Complex circuits challenge cameras
By Steve Scheiber, Contributing Technical Editor -- Test & Measurement World, 6/1/2008
![]() Bruce Butkus Product Line Manager Edmund Optics Courtesy of Edmund Optics. |
As designers continue to propose ever-smaller, ever-more-complex circuits, the demands on inspection equipment push the limits of what today's cameras can provide. Bruce Butkus, product line engineer for Edmund Optics, offered his observations on the resulting challenges.
Q: What do you regard as the most significant issue facing the inspection industry?
A: Being able to see all of the circuit's features in enough detail despite higher production volumes. Manufacturers of mobile phones and automotive electronics, for example, don't want any defects. Yet, as the components get smaller, the defects get smaller as well. You end up pushing the limits of camera performance.
If you raise the resolution, you necessarily reduce the field of view. At twice the resolution, you can only cover a quarter as much area, so you need four times the number of images.
See also "Don't overspecify machine-vision cameras," in which Bruce Butkus recommends that you concentrate on the type of camera and lens you actually need rather than adding "fudge factors" to your specifications.
Q: How can you capture that number of images without compromising throughput?
A: You can add more cameras to the inspection system or you can make the same number of cameras work faster.
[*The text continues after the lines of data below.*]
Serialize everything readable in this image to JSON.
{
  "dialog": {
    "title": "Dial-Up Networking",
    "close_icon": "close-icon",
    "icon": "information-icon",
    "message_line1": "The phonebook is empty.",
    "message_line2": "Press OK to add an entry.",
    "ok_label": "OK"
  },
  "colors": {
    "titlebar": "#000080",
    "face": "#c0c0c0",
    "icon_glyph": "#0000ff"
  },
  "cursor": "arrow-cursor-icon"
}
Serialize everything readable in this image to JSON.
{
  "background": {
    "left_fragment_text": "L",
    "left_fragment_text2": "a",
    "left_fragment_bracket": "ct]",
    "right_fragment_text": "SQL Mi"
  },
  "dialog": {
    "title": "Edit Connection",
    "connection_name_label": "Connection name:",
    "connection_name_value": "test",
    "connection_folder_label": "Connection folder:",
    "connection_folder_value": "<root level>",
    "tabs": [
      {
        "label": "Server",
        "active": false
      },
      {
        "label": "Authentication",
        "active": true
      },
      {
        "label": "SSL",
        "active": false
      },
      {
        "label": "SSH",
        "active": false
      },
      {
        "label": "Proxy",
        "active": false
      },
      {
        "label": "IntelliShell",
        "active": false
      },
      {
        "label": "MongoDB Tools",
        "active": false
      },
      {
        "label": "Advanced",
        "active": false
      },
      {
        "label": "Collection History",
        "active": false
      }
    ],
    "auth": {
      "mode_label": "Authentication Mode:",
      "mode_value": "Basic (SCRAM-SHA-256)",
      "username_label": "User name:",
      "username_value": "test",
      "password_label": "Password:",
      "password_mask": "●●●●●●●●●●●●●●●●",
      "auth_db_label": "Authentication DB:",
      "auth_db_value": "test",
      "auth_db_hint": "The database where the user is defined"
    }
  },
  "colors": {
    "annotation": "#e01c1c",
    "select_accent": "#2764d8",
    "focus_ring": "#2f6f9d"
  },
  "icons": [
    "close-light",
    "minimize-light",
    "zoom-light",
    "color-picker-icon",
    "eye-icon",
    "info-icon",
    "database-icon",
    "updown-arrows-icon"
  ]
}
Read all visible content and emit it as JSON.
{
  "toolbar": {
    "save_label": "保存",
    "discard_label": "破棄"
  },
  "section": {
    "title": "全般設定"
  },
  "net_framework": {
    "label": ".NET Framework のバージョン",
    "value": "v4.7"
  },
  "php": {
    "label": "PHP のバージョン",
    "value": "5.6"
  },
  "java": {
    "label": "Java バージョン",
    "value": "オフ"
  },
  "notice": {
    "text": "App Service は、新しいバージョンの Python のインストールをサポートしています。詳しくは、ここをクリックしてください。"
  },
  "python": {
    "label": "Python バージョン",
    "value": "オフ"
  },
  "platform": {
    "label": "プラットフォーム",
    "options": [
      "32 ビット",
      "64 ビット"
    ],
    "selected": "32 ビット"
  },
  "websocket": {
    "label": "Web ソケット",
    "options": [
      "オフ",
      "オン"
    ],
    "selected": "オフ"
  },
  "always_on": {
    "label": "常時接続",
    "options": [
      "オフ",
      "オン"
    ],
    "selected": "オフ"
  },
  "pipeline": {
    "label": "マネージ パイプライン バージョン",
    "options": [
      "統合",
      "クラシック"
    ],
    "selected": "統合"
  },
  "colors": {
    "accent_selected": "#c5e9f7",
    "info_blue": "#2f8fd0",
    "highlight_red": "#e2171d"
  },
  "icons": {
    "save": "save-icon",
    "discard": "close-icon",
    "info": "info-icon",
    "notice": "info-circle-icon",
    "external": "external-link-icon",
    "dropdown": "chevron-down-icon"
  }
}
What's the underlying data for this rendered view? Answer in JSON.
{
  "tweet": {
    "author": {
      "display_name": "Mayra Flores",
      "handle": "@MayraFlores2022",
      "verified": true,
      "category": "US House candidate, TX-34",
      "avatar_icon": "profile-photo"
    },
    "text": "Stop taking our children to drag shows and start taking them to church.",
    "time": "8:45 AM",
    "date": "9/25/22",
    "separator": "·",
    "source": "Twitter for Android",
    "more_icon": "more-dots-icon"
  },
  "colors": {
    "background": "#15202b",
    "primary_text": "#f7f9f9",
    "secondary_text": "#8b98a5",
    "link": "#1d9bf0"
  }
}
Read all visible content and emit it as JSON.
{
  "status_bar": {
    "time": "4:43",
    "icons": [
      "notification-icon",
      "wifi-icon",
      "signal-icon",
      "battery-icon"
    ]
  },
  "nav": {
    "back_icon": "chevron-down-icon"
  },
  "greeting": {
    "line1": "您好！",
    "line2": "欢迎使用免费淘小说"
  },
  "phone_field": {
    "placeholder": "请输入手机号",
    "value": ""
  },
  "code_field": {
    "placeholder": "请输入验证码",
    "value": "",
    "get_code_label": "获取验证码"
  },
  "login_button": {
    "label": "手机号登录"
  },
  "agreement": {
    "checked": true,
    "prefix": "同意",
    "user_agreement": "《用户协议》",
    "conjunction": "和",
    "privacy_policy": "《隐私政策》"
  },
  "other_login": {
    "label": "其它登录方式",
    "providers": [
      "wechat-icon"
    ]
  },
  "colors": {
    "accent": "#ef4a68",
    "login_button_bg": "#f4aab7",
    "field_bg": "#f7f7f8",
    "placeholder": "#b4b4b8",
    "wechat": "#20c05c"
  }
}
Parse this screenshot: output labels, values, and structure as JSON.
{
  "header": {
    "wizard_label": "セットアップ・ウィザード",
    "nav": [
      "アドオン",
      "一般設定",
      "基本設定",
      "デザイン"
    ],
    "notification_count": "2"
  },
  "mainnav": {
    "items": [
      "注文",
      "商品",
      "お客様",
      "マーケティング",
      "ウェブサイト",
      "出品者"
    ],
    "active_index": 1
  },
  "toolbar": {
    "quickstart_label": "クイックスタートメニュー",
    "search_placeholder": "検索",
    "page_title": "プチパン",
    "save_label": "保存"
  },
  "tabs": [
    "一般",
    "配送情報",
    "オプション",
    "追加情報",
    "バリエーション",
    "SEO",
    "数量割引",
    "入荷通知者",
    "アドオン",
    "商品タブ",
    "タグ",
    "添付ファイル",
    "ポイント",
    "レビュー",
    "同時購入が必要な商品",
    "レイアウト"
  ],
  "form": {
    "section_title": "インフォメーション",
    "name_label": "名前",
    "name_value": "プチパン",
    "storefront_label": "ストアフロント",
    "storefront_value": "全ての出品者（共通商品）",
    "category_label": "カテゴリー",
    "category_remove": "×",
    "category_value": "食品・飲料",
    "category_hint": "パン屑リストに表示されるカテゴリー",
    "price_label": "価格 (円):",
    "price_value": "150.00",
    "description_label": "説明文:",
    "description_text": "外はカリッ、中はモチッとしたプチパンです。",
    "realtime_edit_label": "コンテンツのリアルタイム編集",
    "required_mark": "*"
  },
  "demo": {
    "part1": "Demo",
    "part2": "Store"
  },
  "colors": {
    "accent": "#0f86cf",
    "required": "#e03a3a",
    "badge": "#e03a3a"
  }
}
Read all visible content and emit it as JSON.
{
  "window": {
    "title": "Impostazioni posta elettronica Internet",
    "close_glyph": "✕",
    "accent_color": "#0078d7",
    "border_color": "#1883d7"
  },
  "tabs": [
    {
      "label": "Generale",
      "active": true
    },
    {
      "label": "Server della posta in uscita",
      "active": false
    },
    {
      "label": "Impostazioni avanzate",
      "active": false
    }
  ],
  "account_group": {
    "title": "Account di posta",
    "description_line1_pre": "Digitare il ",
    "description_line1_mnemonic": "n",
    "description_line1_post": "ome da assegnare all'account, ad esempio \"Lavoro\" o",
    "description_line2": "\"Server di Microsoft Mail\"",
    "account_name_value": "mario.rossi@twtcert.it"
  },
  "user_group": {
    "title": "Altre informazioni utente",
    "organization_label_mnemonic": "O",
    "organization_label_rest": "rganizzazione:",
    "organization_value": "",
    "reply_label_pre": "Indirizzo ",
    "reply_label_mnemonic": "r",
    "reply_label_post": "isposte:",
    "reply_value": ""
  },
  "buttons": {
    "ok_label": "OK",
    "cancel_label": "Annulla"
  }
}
But for one camera to capture more images in a period of time, you have to reduce the exposure time, reducing the time during which light gets through the lens.
That, in turn, requires rethinking lighting schemes. In fact, proper lighting becomes one of the critical issues. The lights have to be brighter to start with.
In addition, a board featuring highly complex geometry that includes components of different sizes and heights, different shapes of solder paste, and other irregularities poses a complicated environment to achieve adequate lighting. You can use software to enhance the images and thereby increase the level of detail, but generally not fast enough to do it on the fly.
Q: Is resolution the limiting factor?
A: We're definitely approaching the fuzzy edge of what camera designs can deliver. We can specify adequate performance on paper, but manufacturing real cameras that can achieve that level of performance is becoming more and more difficult.
The technology of television-class resolution hung around for 50 years. The newest tools have increased that resolution by a factor of 20 in barely eight years. We can't increase resolution by another order of magnitude without making major compromises in other performance parameters, and certainly in cost.
Q: Are customers who are looking for this optimum performance still so cost-conscious?
A: Part of the problem is perception. There is a vast price difference between a consumer-grade camera and an industrial-grade camera that delivers the same specifications. You can walk into any electronics retailer and get a certain specification camera for, say $150. But the consumer product is designed for casual photography and occasional light use.
A comparable industrial-grade camera designed to work reliably and unattended in a manufacturing line would be priced more than an order of magnitude higher. Like the consumer models, these cameras have also undergone substantial price erosion in recent years. A few years ago, that camera might have cost $80,000. Industry experiences the same price erosion as the consumer world, but from a much higher starting point.